US stocks tumbled sharply overnight, together with bond yields as markets saw Fed’s dovish turn as being not dovish enough. Dollar also rebounded. At least, Fed isn’t pausing yet after yesterday’s rate hike. In particular, Fed maintained in the statement that “some further gradual increases” in federal funds rate will be consistent with sustaining the expansion and keeping inflation near target. Fed Chair Jerome Powell, while admitting that global growth is “softening”, also said “policy does not need to be accommodative” as the US economy continues to perform well.
After initial recovery, DOW resumed recent decline and hit as low as 23162.64 before closing at 23323.66, down -1.49%. S&P 500 dropped -1.54% while NASDAQ dropped -2.17%. As long as 24057.34 resistance holds, the medium term corrective fall from 26951.81 will extend to 38.2% of 15450.56 (2016 low) to 26951.81 (2018 high) at 22558.33 before completion.

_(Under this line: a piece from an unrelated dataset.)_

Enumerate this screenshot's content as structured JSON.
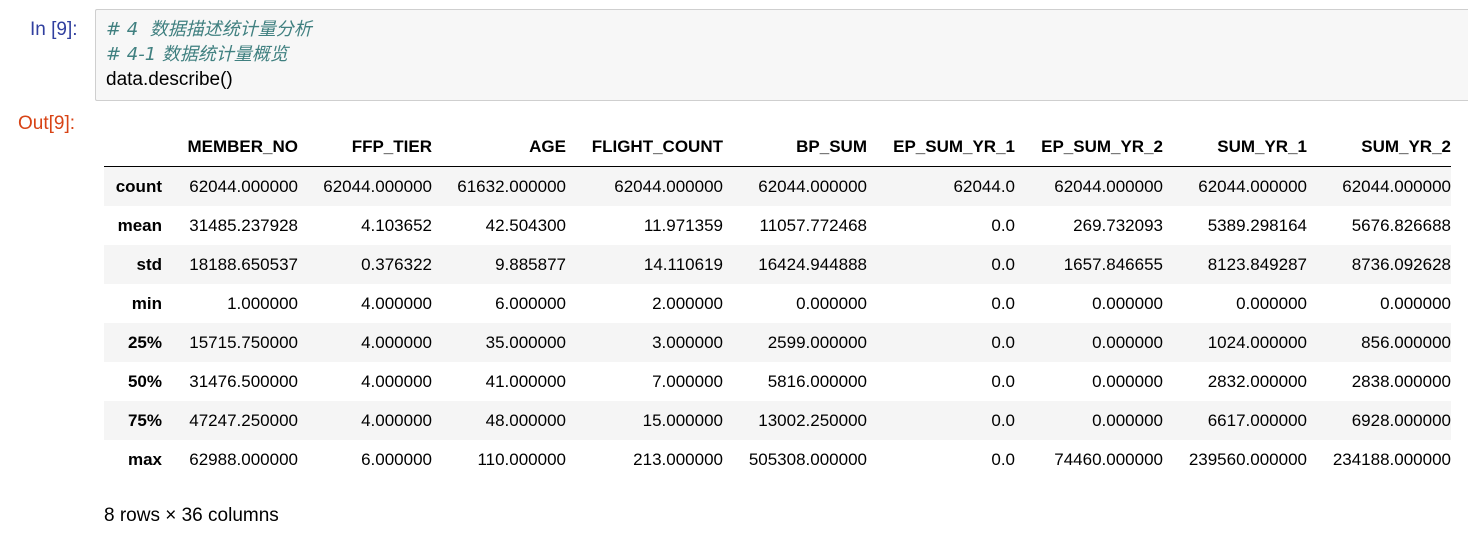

US treasury yields tumbled sharply, specially at the long end. 10-year yield dropped -0.047 to 2.778. 30-year yield dropped -0.064 to 3.015, and it’s now risking 3% handle. More importantly, yield curve flattened further and it’s now inverted from 1-year (2.648) to 5-year (2.622).
Dollar is so far mixed for the week, up versus commodity currencies by down against others.